Guardrails are quality floors that prevent adopting a candidate that regresses on important intents. You can set minimum thresholds per intent, and any candidate that falls below those thresholds is automatically rejected — even if it improves overall performance. This ensures that optimization never ships a prompt that fixes one problem by creating another.

Use optimized prompts in production

When you use ze.prompt() with a content fallback, ZeroEval automatically resolves to the latest published version from your dashboard.
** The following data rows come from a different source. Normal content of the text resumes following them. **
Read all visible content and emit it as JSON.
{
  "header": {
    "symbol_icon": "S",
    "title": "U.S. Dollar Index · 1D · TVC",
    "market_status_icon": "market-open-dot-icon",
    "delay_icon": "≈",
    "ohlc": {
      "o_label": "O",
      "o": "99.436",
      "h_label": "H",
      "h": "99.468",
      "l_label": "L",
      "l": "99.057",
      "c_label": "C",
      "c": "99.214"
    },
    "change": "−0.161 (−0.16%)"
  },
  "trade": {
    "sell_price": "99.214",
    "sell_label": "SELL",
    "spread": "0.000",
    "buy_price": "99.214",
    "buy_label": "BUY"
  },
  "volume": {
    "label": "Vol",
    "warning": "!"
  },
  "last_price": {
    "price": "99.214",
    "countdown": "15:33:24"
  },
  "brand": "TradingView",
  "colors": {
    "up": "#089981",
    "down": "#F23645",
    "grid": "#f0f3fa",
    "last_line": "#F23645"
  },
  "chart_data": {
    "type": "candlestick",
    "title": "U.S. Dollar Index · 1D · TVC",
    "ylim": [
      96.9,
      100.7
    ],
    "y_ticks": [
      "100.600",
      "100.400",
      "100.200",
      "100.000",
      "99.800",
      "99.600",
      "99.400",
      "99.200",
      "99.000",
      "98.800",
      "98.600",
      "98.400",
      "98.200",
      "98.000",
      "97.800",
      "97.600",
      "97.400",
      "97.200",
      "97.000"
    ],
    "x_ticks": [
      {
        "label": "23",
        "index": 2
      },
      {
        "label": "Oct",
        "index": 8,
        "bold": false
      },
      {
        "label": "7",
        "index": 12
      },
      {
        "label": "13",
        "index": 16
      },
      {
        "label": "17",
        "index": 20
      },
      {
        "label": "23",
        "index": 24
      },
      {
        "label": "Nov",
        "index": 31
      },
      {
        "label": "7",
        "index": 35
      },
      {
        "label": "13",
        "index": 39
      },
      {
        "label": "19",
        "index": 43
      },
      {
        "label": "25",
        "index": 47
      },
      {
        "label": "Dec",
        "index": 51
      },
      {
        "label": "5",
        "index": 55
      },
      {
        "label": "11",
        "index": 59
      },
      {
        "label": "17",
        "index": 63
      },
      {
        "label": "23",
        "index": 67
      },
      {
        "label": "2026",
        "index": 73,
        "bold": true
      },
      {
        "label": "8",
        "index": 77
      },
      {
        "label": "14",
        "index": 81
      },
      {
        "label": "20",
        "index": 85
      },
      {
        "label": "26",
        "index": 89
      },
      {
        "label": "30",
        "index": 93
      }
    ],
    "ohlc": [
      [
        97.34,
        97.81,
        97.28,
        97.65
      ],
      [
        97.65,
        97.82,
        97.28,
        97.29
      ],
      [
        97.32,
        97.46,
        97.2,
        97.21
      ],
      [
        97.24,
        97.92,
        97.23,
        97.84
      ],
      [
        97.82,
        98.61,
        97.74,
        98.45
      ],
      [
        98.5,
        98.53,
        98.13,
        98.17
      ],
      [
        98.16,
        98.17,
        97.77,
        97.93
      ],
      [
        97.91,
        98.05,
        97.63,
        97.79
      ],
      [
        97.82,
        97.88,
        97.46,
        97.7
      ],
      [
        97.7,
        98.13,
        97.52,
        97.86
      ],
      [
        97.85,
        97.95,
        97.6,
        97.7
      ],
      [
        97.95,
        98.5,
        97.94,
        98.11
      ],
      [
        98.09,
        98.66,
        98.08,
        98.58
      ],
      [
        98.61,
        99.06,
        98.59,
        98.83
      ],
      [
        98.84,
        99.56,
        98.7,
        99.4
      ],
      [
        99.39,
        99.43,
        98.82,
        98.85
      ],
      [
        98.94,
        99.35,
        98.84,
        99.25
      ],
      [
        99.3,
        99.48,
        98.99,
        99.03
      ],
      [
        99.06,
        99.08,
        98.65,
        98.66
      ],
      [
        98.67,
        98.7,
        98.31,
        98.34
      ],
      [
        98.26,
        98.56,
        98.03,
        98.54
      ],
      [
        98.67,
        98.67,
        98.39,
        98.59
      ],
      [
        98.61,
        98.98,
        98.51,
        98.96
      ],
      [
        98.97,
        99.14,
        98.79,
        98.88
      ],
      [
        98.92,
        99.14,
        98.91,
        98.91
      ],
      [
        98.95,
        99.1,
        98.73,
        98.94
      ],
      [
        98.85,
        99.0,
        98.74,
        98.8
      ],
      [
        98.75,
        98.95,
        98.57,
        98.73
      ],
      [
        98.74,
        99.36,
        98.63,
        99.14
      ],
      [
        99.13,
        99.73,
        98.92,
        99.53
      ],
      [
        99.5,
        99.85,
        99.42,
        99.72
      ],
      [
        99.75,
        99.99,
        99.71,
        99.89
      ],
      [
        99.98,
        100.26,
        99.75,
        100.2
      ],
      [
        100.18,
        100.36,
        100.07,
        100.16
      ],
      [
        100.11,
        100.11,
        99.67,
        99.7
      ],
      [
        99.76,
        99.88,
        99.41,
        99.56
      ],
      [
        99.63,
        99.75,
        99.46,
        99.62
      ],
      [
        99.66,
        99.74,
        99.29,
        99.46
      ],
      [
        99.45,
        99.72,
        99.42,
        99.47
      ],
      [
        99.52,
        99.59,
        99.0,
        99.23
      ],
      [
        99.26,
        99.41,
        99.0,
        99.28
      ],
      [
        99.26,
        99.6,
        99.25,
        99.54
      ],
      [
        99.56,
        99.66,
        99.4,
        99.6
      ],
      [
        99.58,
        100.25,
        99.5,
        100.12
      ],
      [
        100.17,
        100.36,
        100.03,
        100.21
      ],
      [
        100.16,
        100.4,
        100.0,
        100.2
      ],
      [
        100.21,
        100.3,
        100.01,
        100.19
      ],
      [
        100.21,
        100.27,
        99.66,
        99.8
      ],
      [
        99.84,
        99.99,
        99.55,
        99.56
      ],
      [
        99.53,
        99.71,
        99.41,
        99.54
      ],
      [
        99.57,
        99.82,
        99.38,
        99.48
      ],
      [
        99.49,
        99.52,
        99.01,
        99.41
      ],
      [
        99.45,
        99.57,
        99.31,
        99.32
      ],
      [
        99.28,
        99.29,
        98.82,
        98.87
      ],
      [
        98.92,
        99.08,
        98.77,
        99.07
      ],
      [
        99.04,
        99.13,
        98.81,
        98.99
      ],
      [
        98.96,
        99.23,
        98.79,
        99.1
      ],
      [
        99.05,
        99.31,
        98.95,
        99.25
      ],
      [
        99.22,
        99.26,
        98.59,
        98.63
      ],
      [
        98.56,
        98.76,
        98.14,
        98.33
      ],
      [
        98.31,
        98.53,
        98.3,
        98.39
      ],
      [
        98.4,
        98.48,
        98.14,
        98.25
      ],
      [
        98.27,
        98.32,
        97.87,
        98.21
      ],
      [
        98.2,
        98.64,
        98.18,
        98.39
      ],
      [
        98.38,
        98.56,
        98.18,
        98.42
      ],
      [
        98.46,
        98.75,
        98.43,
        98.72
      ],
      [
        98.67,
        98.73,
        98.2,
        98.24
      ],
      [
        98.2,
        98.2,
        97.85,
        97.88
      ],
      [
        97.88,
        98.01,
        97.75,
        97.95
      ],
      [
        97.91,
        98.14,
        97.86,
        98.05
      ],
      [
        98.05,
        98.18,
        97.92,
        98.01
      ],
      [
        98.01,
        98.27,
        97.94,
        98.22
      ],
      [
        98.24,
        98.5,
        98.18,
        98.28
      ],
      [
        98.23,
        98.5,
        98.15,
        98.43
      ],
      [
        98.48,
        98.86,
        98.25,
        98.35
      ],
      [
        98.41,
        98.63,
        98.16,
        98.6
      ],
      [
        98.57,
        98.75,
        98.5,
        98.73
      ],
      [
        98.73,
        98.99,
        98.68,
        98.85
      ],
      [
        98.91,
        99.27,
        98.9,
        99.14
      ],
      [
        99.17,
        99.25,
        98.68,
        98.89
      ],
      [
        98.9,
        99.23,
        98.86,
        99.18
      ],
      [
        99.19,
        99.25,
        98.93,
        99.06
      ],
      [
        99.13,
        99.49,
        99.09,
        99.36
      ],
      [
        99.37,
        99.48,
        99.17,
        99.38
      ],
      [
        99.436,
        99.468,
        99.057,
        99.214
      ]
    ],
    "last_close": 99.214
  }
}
Once you publish an optimized candidate, your app starts using it immediately with no code changes:
import zeroeval as ze

ze.init()

system_prompt = ze.prompt(
    name="support-bot",
    content="You are a helpful customer support agent."
)
Your content string serves as the fallback for initial setup or if the ZeroEval service is unreachable. Once an optimized version is published, ze.prompt() returns that version instead. To bypass optimization and force the hardcoded content (useful for debugging or A/B testing), use explicit mode:
prompt = ze.prompt(
    name="support-bot",
    from_="explicit",
    content="You are a helpful customer support agent."
)

Best practices

  • Wait for enough signal. Optimizing with only a handful of feedback examples produces unreliable results. Aim for a representative sample of both positive and negative completions before running.
  • Include corrections, not just thumbs. Reasons and expected outputs give the optimizer concrete material to work with. A thumbs-down alone tells the system something is wrong but not what the right answer looks like.
  • Validate before rollout. Use simulations to confirm the candidate works across models and edge cases before publishing it to production.
  • Iterate. Optimization is not a one-time step. As your product evolves and usage patterns shift, new feedback will surface new improvement opportunities. Run optimization periodically as fresh signal accumulates.
  • Use guardrails for multi-intent prompts. If your prompt serves multiple goals, set guardrails to prevent regressions on critical intents.